A reportagem e a entrevista é de Ricardo Leopoldo e foram publicadas pelo jornal O Estado de S. Paulo, 27-05-2013.
Ao mesmo tempo em que tem uma política fiscal expansionista, com aumento de gastos públicos para manter o ritmo da economia, também adota uma política monetária contracionista, com alta dos juros para conter a inflação.
Embora ressalte que a alta da taxa básica de juros (Selic) vai afetar o crescimento econômico, Belluzzo defende a atuação do Banco Central e diz que a autoridade monetária não será condescendente com a inflação.
Para Belluzzo, o câmbio está fora do lugar e deveria ter uma cotação ao redor de R$ 2,5, mas diz que não é possível implementar uma correção agora, por causa das pressões sobre a inflação. Ele espera que neste ano a inflação fique entre 5,6% e 5,9%, com a economia crescendo de 2,5% a 3%, na melhor das hipóteses.
Eis a entrevista.
O governo não vai entregar a meta do superávit primário de 3,1% do PIB neste ano, pois o resultado ficará em 2,3% do PIB. O aumento da força fiscal não causa pressão adicional sobre a inflação, que já está alta?
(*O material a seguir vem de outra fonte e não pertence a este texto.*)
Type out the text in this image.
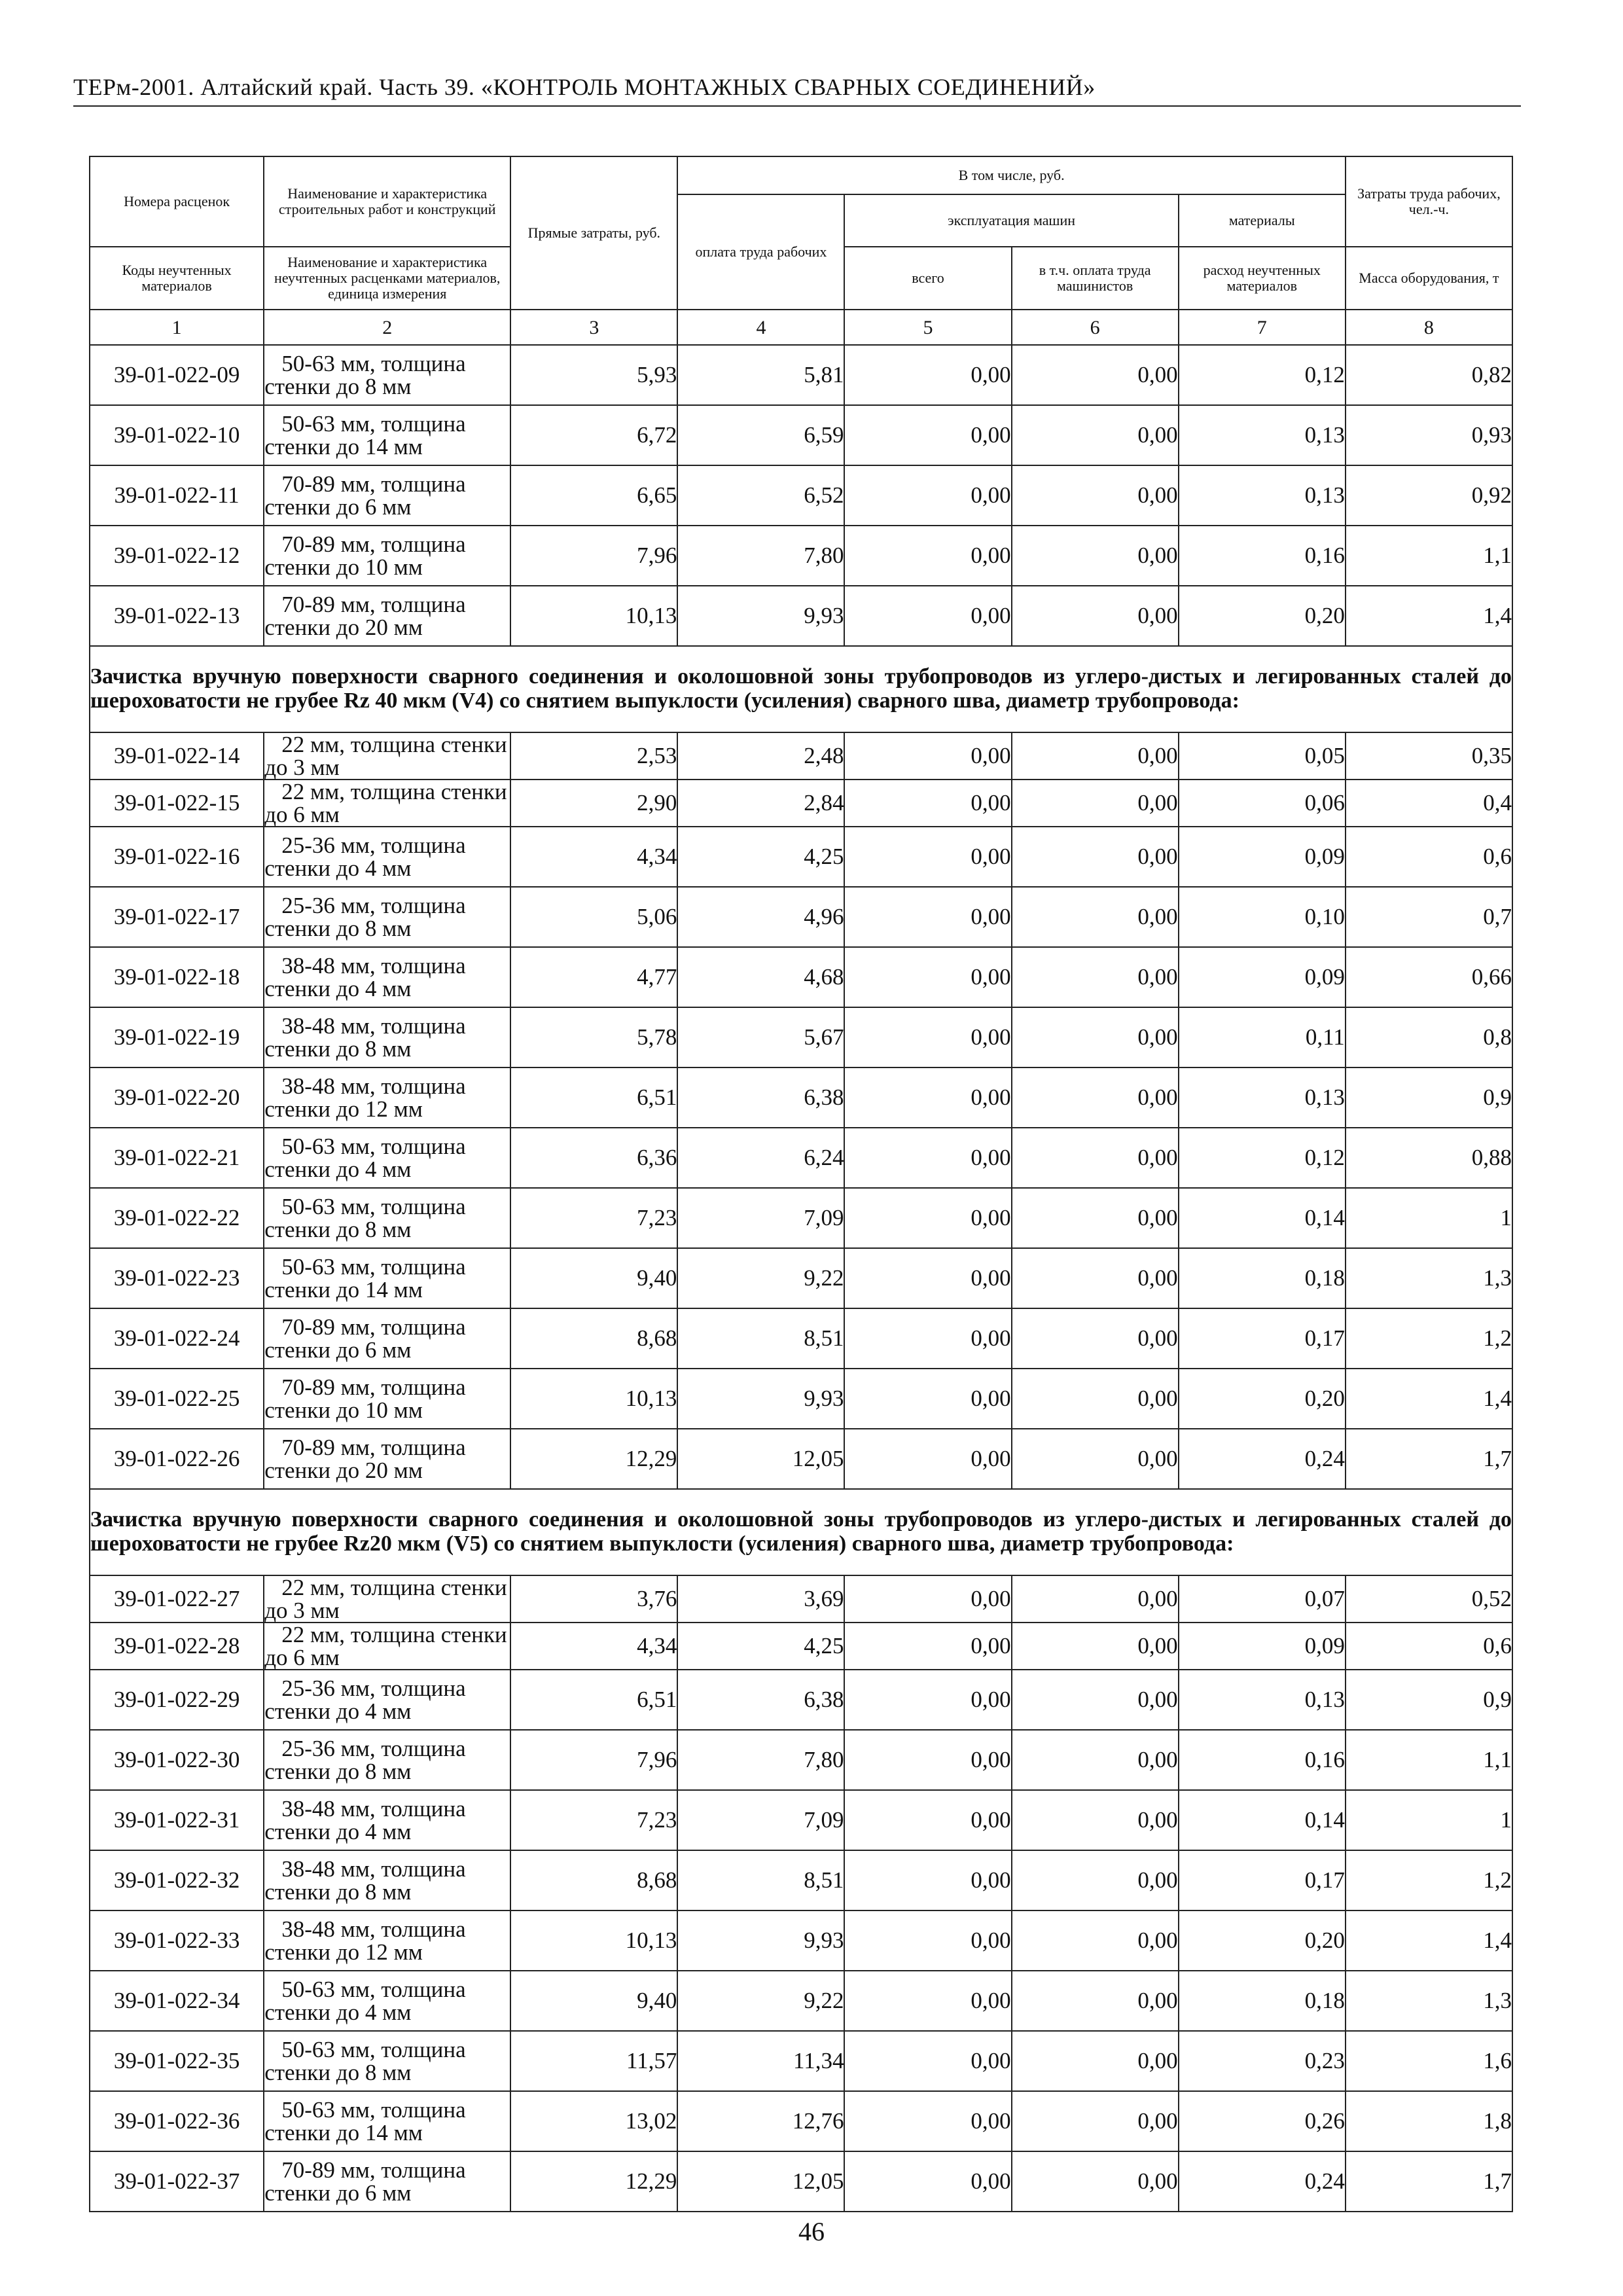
ТЕРм-2001. Алтайский край. Часть 39. «КОНТРОЛЬ МОНТАЖНЫХ СВАРНЫХ СОЕДИНЕНИЙ»
Номера расценок	Наименование и характеристика строительных работ и конструкций	Прямые затраты, руб.	В том числе, руб.				Затраты труда рабочих, чел.-ч.
			оплата труда рабочих	эксплуатация машин		материалы	
Коды неучтенных материалов	Наименование и характеристика неучтенных расценками материалов, единица измерения			всего	в т.ч. оплата труда машинистов	расход неучтенных материалов	Масса оборудования, т
1	2	3	4	5	6	7	8
39-01-022-09	50-63 мм, толщина стенки до 8 мм	5,93	5,81	0,00	0,00	0,12	0,82
39-01-022-10	50-63 мм, толщина стенки до 14 мм	6,72	6,59	0,00	0,00	0,13	0,93
39-01-022-11	70-89 мм, толщина стенки до 6 мм	6,65	6,52	0,00	0,00	0,13	0,92
39-01-022-12	70-89 мм, толщина стенки до 10 мм	7,96	7,80	0,00	0,00	0,16	1,1
39-01-022-13	70-89 мм, толщина стенки до 20 мм	10,13	9,93	0,00	0,00	0,20	1,4
Зачистка вручную поверхности сварного соединения и околошовной зоны трубопроводов из углеро-дистых и легированных сталей до шероховатости не грубее Rz 40 мкм (V4) со снятием выпуклости (усиления) сварного шва, диаметр трубопровода:							
39-01-022-14	22 мм, толщина стенки до 3 мм	2,53	2,48	0,00	0,00	0,05	0,35
39-01-022-15	22 мм, толщина стенки до 6 мм	2,90	2,84	0,00	0,00	0,06	0,4
39-01-022-16	25-36 мм, толщина стенки до 4 мм	4,34	4,25	0,00	0,00	0,09	0,6
39-01-022-17	25-36 мм, толщина стенки до 8 мм	5,06	4,96	0,00	0,00	0,10	0,7
39-01-022-18	38-48 мм, толщина стенки до 4 мм	4,77	4,68	0,00	0,00	0,09	0,66
39-01-022-19	38-48 мм, толщина стенки до 8 мм	5,78	5,67	0,00	0,00	0,11	0,8
39-01-022-20	38-48 мм, толщина стенки до 12 мм	6,51	6,38	0,00	0,00	0,13	0,9
39-01-022-21	50-63 мм, толщина стенки до 4 мм	6,36	6,24	0,00	0,00	0,12	0,88
39-01-022-22	50-63 мм, толщина стенки до 8 мм	7,23	7,09	0,00	0,00	0,14	1
39-01-022-23	50-63 мм, толщина стенки до 14 мм	9,40	9,22	0,00	0,00	0,18	1,3
39-01-022-24	70-89 мм, толщина стенки до 6 мм	8,68	8,51	0,00	0,00	0,17	1,2
39-01-022-25	70-89 мм, толщина стенки до 10 мм	10,13	9,93	0,00	0,00	0,20	1,4
39-01-022-26	70-89 мм, толщина стенки до 20 мм	12,29	12,05	0,00	0,00	0,24	1,7
Зачистка вручную поверхности сварного соединения и околошовной зоны трубопроводов из углеро-дистых и легированных сталей до шероховатости не грубее Rz20 мкм (V5) со снятием выпуклости (усиления) сварного шва, диаметр трубопровода:							
39-01-022-27	22 мм, толщина стенки до 3 мм	3,76	3,69	0,00	0,00	0,07	0,52
39-01-022-28	22 мм, толщина стенки до 6 мм	4,34	4,25	0,00	0,00	0,09	0,6
39-01-022-29	25-36 мм, толщина стенки до 4 мм	6,51	6,38	0,00	0,00	0,13	0,9
39-01-022-30	25-36 мм, толщина стенки до 8 мм	7,96	7,80	0,00	0,00	0,16	1,1
39-01-022-31	38-48 мм, толщина стенки до 4 мм	7,23	7,09	0,00	0,00	0,14	1
39-01-022-32	38-48 мм, толщина стенки до 8 мм	8,68	8,51	0,00	0,00	0,17	1,2
39-01-022-33	38-48 мм, толщина стенки до 12 мм	10,13	9,93	0,00	0,00	0,20	1,4
39-01-022-34	50-63 мм, толщина стенки до 4 мм	9,40	9,22	0,00	0,00	0,18	1,3
39-01-022-35	50-63 мм, толщина стенки до 8 мм	11,57	11,34	0,00	0,00	0,23	1,6
39-01-022-36	50-63 мм, толщина стенки до 14 мм	13,02	12,76	0,00	0,00	0,26	1,8
39-01-022-37	70-89 мм, толщина стенки до 6 мм	12,29	12,05	0,00	0,00	0,24	1,7
46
Em princípio, a ideia do superávit primário tem o foco de manter a dívida pública numa trajetória razoável. Temos uma situação complexa no Brasil, pois a indústria está com desempenho ruim, a economia cresce pouco, tem um déficit de transações correntes que está crescendo, deve ficar próximo a 3% do PIB neste ano, e um mercado de trabalho apertado. Além disso, apresenta pressões inflacionárias, especialmente em alguns setores, como serviços. Mas o que aconteceu nos últimos 30 anos com a indústria brasileira? Ela foi afetada seriamente por uma política cambial que não impediu a derrocada do setor manufatureiro nacional.
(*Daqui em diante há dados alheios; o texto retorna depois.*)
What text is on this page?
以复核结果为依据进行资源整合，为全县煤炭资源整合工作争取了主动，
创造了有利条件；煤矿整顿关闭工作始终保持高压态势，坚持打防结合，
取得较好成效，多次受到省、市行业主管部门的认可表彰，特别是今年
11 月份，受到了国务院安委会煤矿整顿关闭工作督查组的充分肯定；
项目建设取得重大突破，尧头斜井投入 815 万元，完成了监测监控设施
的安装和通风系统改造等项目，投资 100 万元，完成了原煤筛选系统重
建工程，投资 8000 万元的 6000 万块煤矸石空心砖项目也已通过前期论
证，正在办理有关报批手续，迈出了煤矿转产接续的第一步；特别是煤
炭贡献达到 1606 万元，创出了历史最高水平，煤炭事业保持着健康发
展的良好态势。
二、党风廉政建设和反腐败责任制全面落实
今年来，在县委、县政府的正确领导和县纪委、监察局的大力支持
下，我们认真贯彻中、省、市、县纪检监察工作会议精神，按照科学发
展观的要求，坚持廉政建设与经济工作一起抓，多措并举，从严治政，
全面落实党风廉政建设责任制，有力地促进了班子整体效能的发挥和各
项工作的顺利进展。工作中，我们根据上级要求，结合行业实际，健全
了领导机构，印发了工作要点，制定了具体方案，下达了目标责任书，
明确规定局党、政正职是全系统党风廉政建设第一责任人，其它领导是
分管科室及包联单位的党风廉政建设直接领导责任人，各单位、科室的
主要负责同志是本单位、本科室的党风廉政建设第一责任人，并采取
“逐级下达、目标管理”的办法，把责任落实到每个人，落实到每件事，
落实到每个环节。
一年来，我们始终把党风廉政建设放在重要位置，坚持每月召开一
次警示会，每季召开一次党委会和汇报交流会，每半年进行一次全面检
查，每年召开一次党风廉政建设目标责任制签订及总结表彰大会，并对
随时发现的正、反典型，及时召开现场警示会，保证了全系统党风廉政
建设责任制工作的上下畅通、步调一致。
Mas como fica a coordenação da gestão da economia, se as políticas fiscal e monetária estão em direções opostas?
Quando o Banco Central vai numa direção e a política fiscal vai na outra há duas forças contraditórias. Há um descompasso entre a política monetária e fiscal. Se aumenta muito rapidamente a taxa de juros - não acho que esse seja o objetivo do Banco Central - isso vai introduzir um outro fator negativo à dinâmica da dívida pública e ao crescimento do País.
Mas na raiz disso há questões estruturais que tem a ver com uma economia que conseguiu melhorar na década de 2000 por uma condição externa muito favorável. Contudo, essa situação internacional se tornou menos positiva nos últimos anos.
No curto prazo, os preços de commodities não vão subir mais como ocorreu na década passada e que facilitou o ajuste no balanço de pagamentos. Agora, as consequências da taxa de câmbio valorizada por muitos anos começam a se manifestar. Então, estamos numa situação complicada mesmo. Não adianta buscar soluções de curto prazo. É preciso tratar isso com muito jeito.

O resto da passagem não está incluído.